Le second exercice fut long. Coyatier reparut essoufflé, vomissant des jurons entrecoupés.

— Explication du second exercice, dit le gamin dont le souffle était paisible et net : le marchef contre-pincé par le pied gauche. Pas content. A voulu m’étrangler sous l’eau, mais minute !… A desserré les dents et lâché son couteau que j’ai rattrapé au vol avant qu’il arrive au fond… Êtes-vous prêt pour la troisième et dernière passe, monsieur Coyatier, hé ?

— Je vas te déchirer en morceaux ! hurla le bandit.

— Tâche ! Attention, Monsieur Badoît.

Pendant qu’il parlait encore, Coyatier, mettant la moitié de son torse hors de l’eau, tailla une coupe furieuse, et après deux élans qui furent de véritables bonds, sa main tomba d’aplomb sur la tête du gamin.

Les trois agents ne purent retenir un cri de terreur.

Pistolet et le marchef avaient disparu ensemble.

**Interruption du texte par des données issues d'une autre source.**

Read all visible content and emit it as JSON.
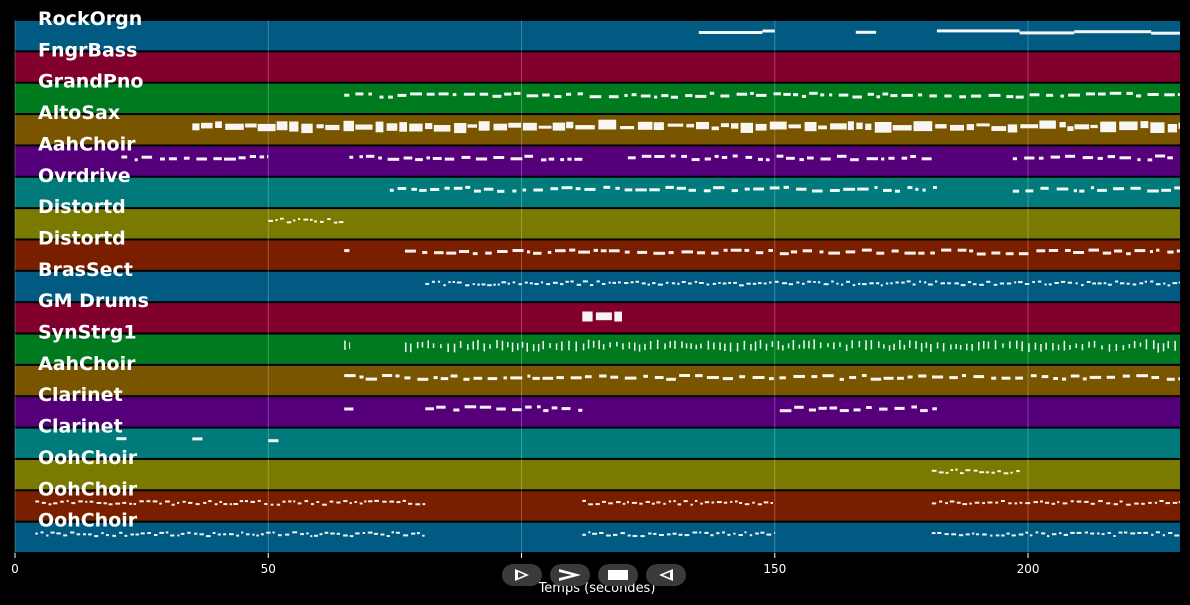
{
  "xaxis": {
    "title": "Temps (secondes)",
    "ticks": [
      0,
      50,
      100,
      150,
      200
    ],
    "range": [
      0,
      230
    ]
  },
  "tracks": [
    {
      "label": "RockOrgn",
      "color": "#005a82",
      "spans": [
        [
          135,
          150
        ],
        [
          166,
          170
        ],
        [
          182,
          230
        ]
      ],
      "pattern": "solid"
    },
    {
      "label": "FngrBass",
      "color": "#82002d",
      "spans": [],
      "pattern": "dash"
    },
    {
      "label": "GrandPno",
      "color": "#007a1e",
      "spans": [
        [
          65,
          230
        ]
      ],
      "pattern": "dash"
    },
    {
      "label": "AltoSax",
      "color": "#7a5500",
      "spans": [
        [
          35,
          230
        ]
      ],
      "pattern": "dense"
    },
    {
      "label": "AahChoir",
      "color": "#55007a",
      "spans": [
        [
          21,
          50
        ],
        [
          66,
          112
        ],
        [
          121,
          182
        ],
        [
          197,
          230
        ]
      ],
      "pattern": "dash"
    },
    {
      "label": "Ovrdrive",
      "color": "#007a7a",
      "spans": [
        [
          74,
          182
        ],
        [
          197,
          230
        ]
      ],
      "pattern": "dash"
    },
    {
      "label": "Distortd",
      "color": "#7a7a00",
      "spans": [
        [
          50,
          65
        ]
      ],
      "pattern": "fine"
    },
    {
      "label": "Distortd",
      "color": "#7a1e00",
      "spans": [
        [
          65,
          67
        ],
        [
          77,
          230
        ]
      ],
      "pattern": "dash"
    },
    {
      "label": "BrasSect",
      "color": "#005a82",
      "spans": [
        [
          81,
          230
        ]
      ],
      "pattern": "fine"
    },
    {
      "label": "GM Drums",
      "color": "#82002d",
      "spans": [
        [
          112,
          120
        ]
      ],
      "pattern": "dense"
    },
    {
      "label": "SynStrg1",
      "color": "#007a1e",
      "spans": [
        [
          65,
          66
        ],
        [
          77,
          230
        ]
      ],
      "pattern": "ticks"
    },
    {
      "label": "AahChoir",
      "color": "#7a5500",
      "spans": [
        [
          65,
          230
        ]
      ],
      "pattern": "dash"
    },
    {
      "label": "Clarinet",
      "color": "#55007a",
      "spans": [
        [
          65,
          67
        ],
        [
          81,
          112
        ],
        [
          151,
          182
        ]
      ],
      "pattern": "dash"
    },
    {
      "label": "Clarinet",
      "color": "#007a7a",
      "spans": [
        [
          20,
          22
        ],
        [
          35,
          37
        ],
        [
          50,
          52
        ]
      ],
      "pattern": "solid"
    },
    {
      "label": "OohChoir",
      "color": "#7a7a00",
      "spans": [
        [
          181,
          199
        ]
      ],
      "pattern": "fine"
    },
    {
      "label": "OohChoir",
      "color": "#7a1e00",
      "spans": [
        [
          4,
          81
        ],
        [
          112,
          150
        ],
        [
          181,
          230
        ]
      ],
      "pattern": "fine"
    },
    {
      "label": "OohChoir",
      "color": "#005a82",
      "spans": [
        [
          4,
          81
        ],
        [
          112,
          150
        ],
        [
          181,
          230
        ]
      ],
      "pattern": "fine"
    },
    {
      "label": "",
      "color": "#005a82",
      "spans": [
        [
          4,
          81
        ],
        [
          112,
          150
        ],
        [
          181,
          230
        ]
      ],
      "pattern": "dash"
    }
  ],
  "controls": [
    {
      "name": "play-button",
      "icon": "play-outline-icon"
    },
    {
      "name": "fast-forward-button",
      "icon": "chevron-right-icon"
    },
    {
      "name": "stop-button",
      "icon": "stop-icon"
    },
    {
      "name": "rewind-button",
      "icon": "rewind-outline-icon"
    }
  ]
}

Cette fois leur station sous l’eau fut si terriblement longue que M. Badoît commença à se déshabiller.

— Il l’a mangé ! dit-il.

Et certes, malgré les deux premières victoires de Pistolet, ce n’était pas du marchef que M. Badoît s’inquiétait.

Au moment où il mettait le pied sur le bord du bateau pour plonger, le gamin reparut seul. Il secoua ses cheveux comme un caniche mouillé, sa voix s’étouffait un peu quand il dit :

— Explication du troisième exercice… Ah ! diable ! il faut souffler un peu.

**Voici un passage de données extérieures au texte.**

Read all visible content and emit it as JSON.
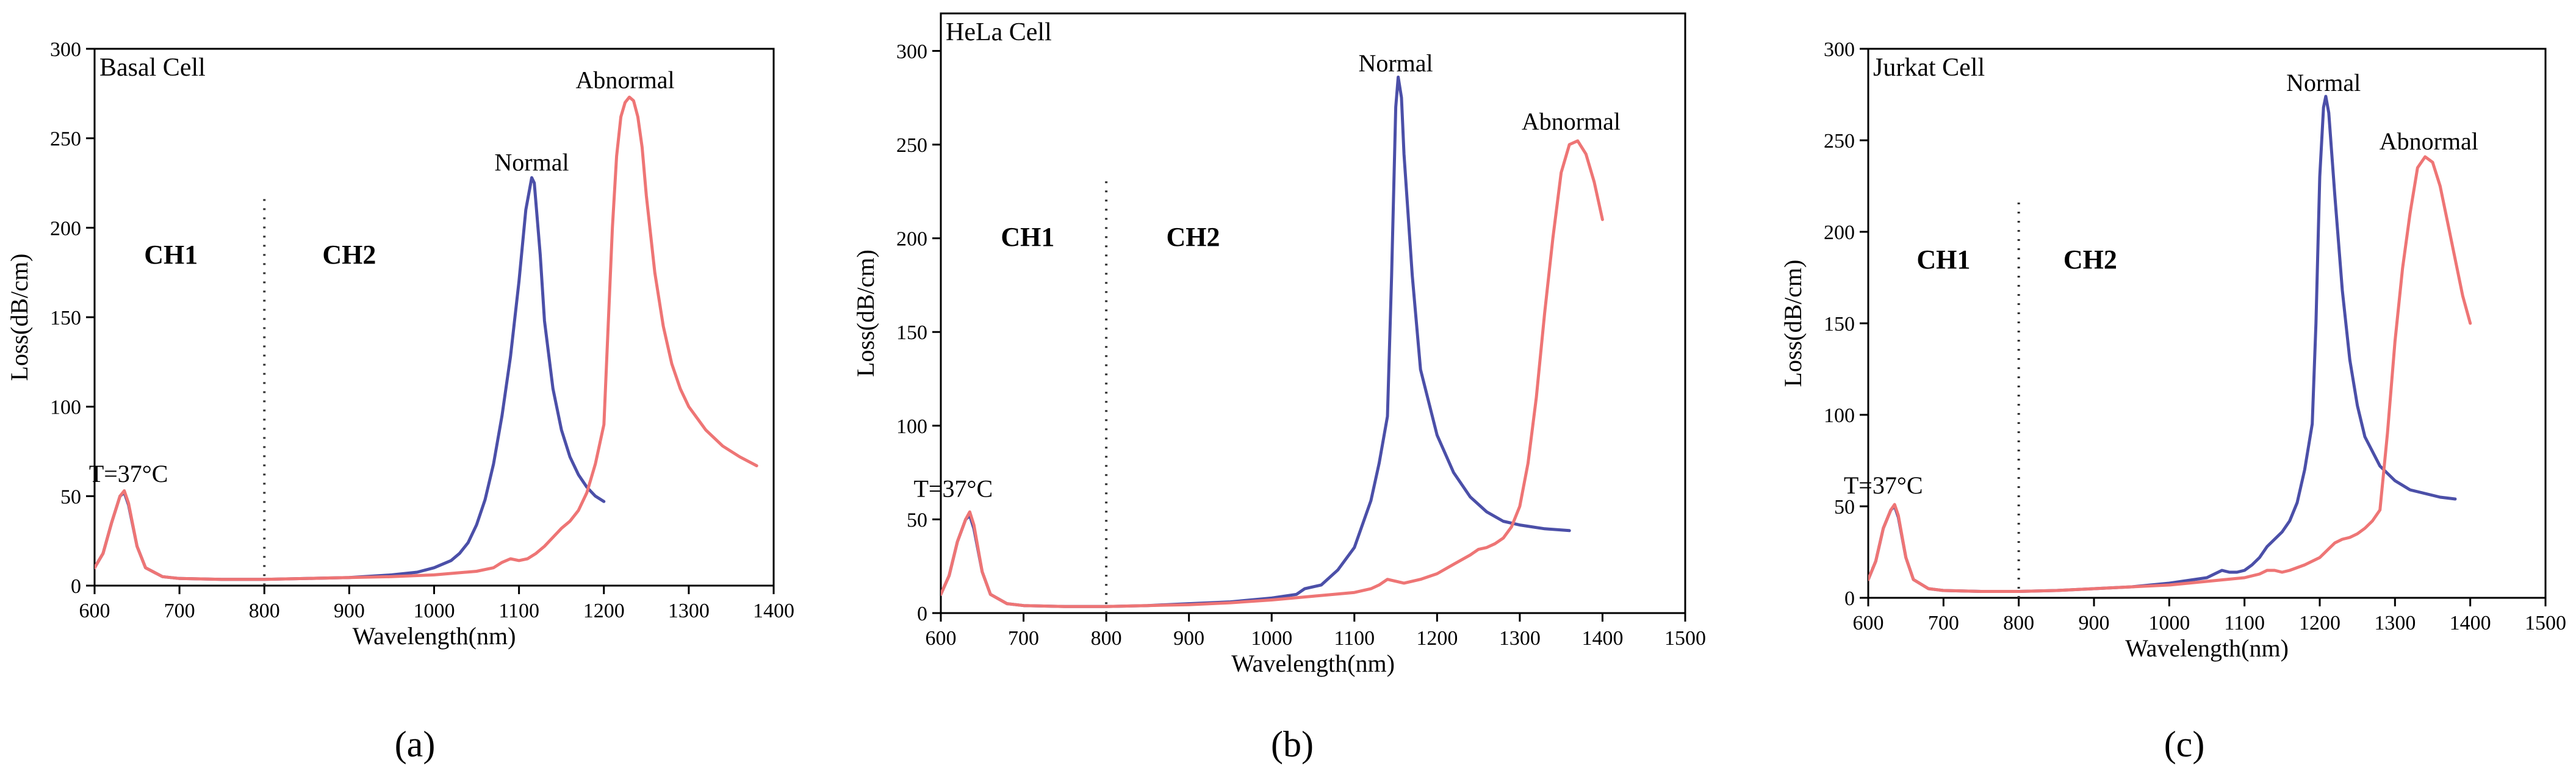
{
  "chart_data": [
    {
      "type": "line",
      "title": "Basal Cell",
      "caption": "(a)",
      "xlabel": "Wavelength(nm)",
      "ylabel": "Loss(dB/cm)",
      "xlim": [
        600,
        1400
      ],
      "ylim": [
        0,
        300
      ],
      "xticks": [
        600,
        700,
        800,
        900,
        1000,
        1100,
        1200,
        1300,
        1400
      ],
      "yticks": [
        0,
        50,
        100,
        150,
        200,
        250,
        300
      ],
      "divider_x": 800,
      "channel_labels": [
        {
          "text": "CH1",
          "x": 690,
          "y": 180
        },
        {
          "text": "CH2",
          "x": 900,
          "y": 180
        }
      ],
      "temperature_label": {
        "text": "T=37°C",
        "x": 640,
        "y": 58
      },
      "series": [
        {
          "name": "Normal",
          "color": "#4b4fa8",
          "label_pos": {
            "x": 1115,
            "y": 232
          },
          "x": [
            600,
            610,
            620,
            630,
            635,
            640,
            650,
            660,
            680,
            700,
            750,
            800,
            850,
            900,
            950,
            980,
            1000,
            1010,
            1020,
            1030,
            1040,
            1050,
            1060,
            1070,
            1080,
            1090,
            1100,
            1108,
            1115,
            1118,
            1125,
            1130,
            1140,
            1150,
            1160,
            1170,
            1180,
            1190,
            1200
          ],
          "values": [
            10,
            18,
            35,
            50,
            52,
            45,
            22,
            10,
            5,
            4,
            3.5,
            3.5,
            4,
            4.5,
            6,
            7.5,
            10,
            12,
            14,
            18,
            24,
            34,
            48,
            68,
            95,
            128,
            170,
            210,
            228,
            225,
            185,
            148,
            110,
            87,
            72,
            62,
            55,
            50,
            47
          ]
        },
        {
          "name": "Abnormal",
          "color": "#ee7575",
          "label_pos": {
            "x": 1225,
            "y": 278
          },
          "x": [
            600,
            610,
            620,
            630,
            635,
            640,
            650,
            660,
            680,
            700,
            750,
            800,
            850,
            900,
            950,
            1000,
            1050,
            1070,
            1080,
            1090,
            1100,
            1110,
            1120,
            1130,
            1140,
            1150,
            1160,
            1170,
            1180,
            1190,
            1200,
            1210,
            1215,
            1220,
            1225,
            1230,
            1235,
            1240,
            1245,
            1250,
            1260,
            1270,
            1280,
            1290,
            1300,
            1320,
            1340,
            1360,
            1380
          ],
          "values": [
            10,
            18,
            35,
            50,
            53,
            46,
            22,
            10,
            5,
            4,
            3.5,
            3.5,
            4,
            4.5,
            5,
            6,
            8,
            10,
            13,
            15,
            14,
            15,
            18,
            22,
            27,
            32,
            36,
            42,
            52,
            68,
            90,
            200,
            240,
            262,
            270,
            273,
            271,
            262,
            245,
            218,
            175,
            145,
            124,
            110,
            100,
            87,
            78,
            72,
            67
          ]
        }
      ]
    },
    {
      "type": "line",
      "title": "HeLa Cell",
      "caption": "(b)",
      "xlabel": "Wavelength(nm)",
      "ylabel": "Loss(dB/cm)",
      "xlim": [
        600,
        1500
      ],
      "ylim": [
        0,
        320
      ],
      "xticks": [
        600,
        700,
        800,
        900,
        1000,
        1100,
        1200,
        1300,
        1400,
        1500
      ],
      "yticks": [
        0,
        50,
        100,
        150,
        200,
        250,
        300
      ],
      "divider_x": 800,
      "channel_labels": [
        {
          "text": "CH1",
          "x": 705,
          "y": 196
        },
        {
          "text": "CH2",
          "x": 905,
          "y": 196
        }
      ],
      "temperature_label": {
        "text": "T=37°C",
        "x": 615,
        "y": 62
      },
      "series": [
        {
          "name": "Normal",
          "color": "#4b4fa8",
          "label_pos": {
            "x": 1150,
            "y": 289
          },
          "x": [
            600,
            610,
            620,
            630,
            635,
            640,
            650,
            660,
            680,
            700,
            750,
            800,
            850,
            900,
            950,
            1000,
            1030,
            1040,
            1060,
            1080,
            1100,
            1120,
            1130,
            1140,
            1145,
            1150,
            1153,
            1157,
            1160,
            1170,
            1180,
            1200,
            1220,
            1240,
            1260,
            1280,
            1300,
            1330,
            1360
          ],
          "values": [
            10,
            20,
            38,
            50,
            52,
            45,
            22,
            10,
            5,
            4,
            3.5,
            3.5,
            4,
            5,
            6,
            8,
            10,
            13,
            15,
            23,
            35,
            60,
            80,
            105,
            180,
            270,
            286,
            275,
            245,
            180,
            130,
            95,
            75,
            62,
            54,
            49,
            47,
            45,
            44
          ]
        },
        {
          "name": "Abnormal",
          "color": "#ee7575",
          "label_pos": {
            "x": 1362,
            "y": 258
          },
          "x": [
            600,
            610,
            620,
            630,
            635,
            640,
            650,
            660,
            680,
            700,
            750,
            800,
            850,
            900,
            950,
            1000,
            1050,
            1100,
            1120,
            1130,
            1140,
            1150,
            1160,
            1170,
            1180,
            1200,
            1220,
            1240,
            1250,
            1260,
            1270,
            1280,
            1290,
            1300,
            1310,
            1320,
            1330,
            1340,
            1350,
            1360,
            1370,
            1380,
            1390,
            1400
          ],
          "values": [
            10,
            20,
            38,
            50,
            54,
            47,
            22,
            10,
            5,
            4,
            3.5,
            3.5,
            4,
            4.5,
            5.5,
            7,
            9,
            11,
            13,
            15,
            18,
            17,
            16,
            17,
            18,
            21,
            26,
            31,
            34,
            35,
            37,
            40,
            46,
            57,
            80,
            115,
            160,
            200,
            235,
            250,
            252,
            245,
            230,
            210
          ]
        }
      ]
    },
    {
      "type": "line",
      "title": "Jurkat Cell",
      "caption": "(c)",
      "xlabel": "Wavelength(nm)",
      "ylabel": "Loss(dB/cm)",
      "xlim": [
        600,
        1500
      ],
      "ylim": [
        0,
        300
      ],
      "xticks": [
        600,
        700,
        800,
        900,
        1000,
        1100,
        1200,
        1300,
        1400,
        1500
      ],
      "yticks": [
        0,
        50,
        100,
        150,
        200,
        250,
        300
      ],
      "divider_x": 800,
      "channel_labels": [
        {
          "text": "CH1",
          "x": 700,
          "y": 180
        },
        {
          "text": "CH2",
          "x": 895,
          "y": 180
        }
      ],
      "temperature_label": {
        "text": "T=37°C",
        "x": 620,
        "y": 57
      },
      "series": [
        {
          "name": "Normal",
          "color": "#4b4fa8",
          "label_pos": {
            "x": 1205,
            "y": 277
          },
          "x": [
            600,
            610,
            620,
            630,
            635,
            640,
            650,
            660,
            680,
            700,
            750,
            800,
            850,
            900,
            950,
            1000,
            1050,
            1060,
            1070,
            1080,
            1090,
            1100,
            1110,
            1120,
            1130,
            1140,
            1150,
            1160,
            1170,
            1180,
            1190,
            1195,
            1200,
            1205,
            1208,
            1212,
            1220,
            1230,
            1240,
            1250,
            1260,
            1280,
            1300,
            1320,
            1340,
            1360,
            1380
          ],
          "values": [
            10,
            20,
            38,
            48,
            50,
            44,
            22,
            10,
            5,
            4,
            3.5,
            3.5,
            4,
            5,
            6,
            8,
            11,
            13,
            15,
            14,
            14,
            15,
            18,
            22,
            28,
            32,
            36,
            42,
            52,
            70,
            95,
            150,
            230,
            268,
            274,
            265,
            220,
            168,
            130,
            105,
            88,
            72,
            64,
            59,
            57,
            55,
            54
          ]
        },
        {
          "name": "Abnormal",
          "color": "#ee7575",
          "label_pos": {
            "x": 1345,
            "y": 245
          },
          "x": [
            600,
            610,
            620,
            630,
            635,
            640,
            650,
            660,
            680,
            700,
            750,
            800,
            850,
            900,
            950,
            1000,
            1050,
            1100,
            1120,
            1130,
            1140,
            1150,
            1160,
            1180,
            1200,
            1210,
            1220,
            1230,
            1240,
            1250,
            1260,
            1270,
            1280,
            1290,
            1300,
            1310,
            1320,
            1330,
            1340,
            1350,
            1360,
            1370,
            1380,
            1390,
            1400
          ],
          "values": [
            10,
            20,
            38,
            48,
            51,
            45,
            22,
            10,
            5,
            4,
            3.5,
            3.5,
            4,
            5,
            6,
            7,
            9,
            11,
            13,
            15,
            15,
            14,
            15,
            18,
            22,
            26,
            30,
            32,
            33,
            35,
            38,
            42,
            48,
            90,
            140,
            180,
            210,
            235,
            241,
            238,
            225,
            205,
            185,
            165,
            150
          ]
        }
      ]
    }
  ]
}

Il nagea vers le bateau, dont il était séparé maintenant par une vingtaine de brasses, et reprit à moitié chemin :

— Des fois, j’ai vu des pêcheurs qui ont le truc de prendre des brochets de douze livres avec une ligne à goujons. Ça dure longtemps, mais la bête finit par venir et ils appellent ça : noyer le poisson. J’ai noyé le poisson, et je l’amène, attaché avec deux liards de ficelle.

Il éleva sa main jusqu’au bord du bateau et ajouta :

— Prenez voir le bout de la ligne, Monsieur Badoît.

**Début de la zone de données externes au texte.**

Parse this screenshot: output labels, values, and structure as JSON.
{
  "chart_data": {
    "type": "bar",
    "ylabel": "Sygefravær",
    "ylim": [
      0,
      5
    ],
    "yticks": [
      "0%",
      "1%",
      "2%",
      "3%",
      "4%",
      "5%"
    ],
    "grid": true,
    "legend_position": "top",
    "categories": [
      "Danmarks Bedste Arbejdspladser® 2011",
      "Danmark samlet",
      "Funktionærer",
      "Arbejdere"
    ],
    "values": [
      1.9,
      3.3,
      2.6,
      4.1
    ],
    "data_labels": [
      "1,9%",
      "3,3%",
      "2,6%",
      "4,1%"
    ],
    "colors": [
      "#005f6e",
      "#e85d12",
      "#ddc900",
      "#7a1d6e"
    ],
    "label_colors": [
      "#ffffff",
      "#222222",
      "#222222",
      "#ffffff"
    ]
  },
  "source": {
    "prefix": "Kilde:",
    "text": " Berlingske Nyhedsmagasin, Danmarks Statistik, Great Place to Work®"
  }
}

Badoît obéit. Le gamin se hissa à bord et les efforts réunis des trois agents parvinrent à embarquer une lourde masse complètement inerte. C’était le marchef qui avait un bout de ficelle attaché autour du cou.

— Maintenant, dit Pistolet, en me séchant, car je n’ai pas de rechange, je casserai une croûte avec plaisir chez le père Niquet, ouvert à la vertu jusqu’au lever du soleil.

On fit un brancard de planches pour le corps du marchef.

Au moment où ses vainqueurs retendaient sur ce lit de misère, le bandit s’éveilla en un puissant éternuement.

— Où est la mouche ? demanda-t-il d’une voix étouffée.

— Quant à ça, dit le gamin, en terre ferme, M. Coyatier est plus fort que moi. Tenez-le bien.

M. Badoît était déjà en train de lui lier les poignets.

— Viens ça ! reprit le bandit qui n’essayait même pas de résister. Pas de rancune. Je suis bloqué, quoi ! ça peut arriver à tout le monde. As-tu des nouvelles de mon paquet, hanneton ?

— Qu’y avait-il dans votre paquet, Monsieur Coyatier ? demanda curieusement le gamin.

— Une fillette… Crébleu ! c’est drôle que ça m’occupe. Si tu me la rattrapais, dis donc, petit, à ma prochaine évasion je te paierais quelque chose de bon. J’y tiens.

Sans répondre, Pistolet fit la roue par-dessus le bord du bateau et se mit à tirer sa coupe dans le sens du courant. Il allait aussi vite qu’un cheval au trot. En quelques secondes, on le perdit de vue.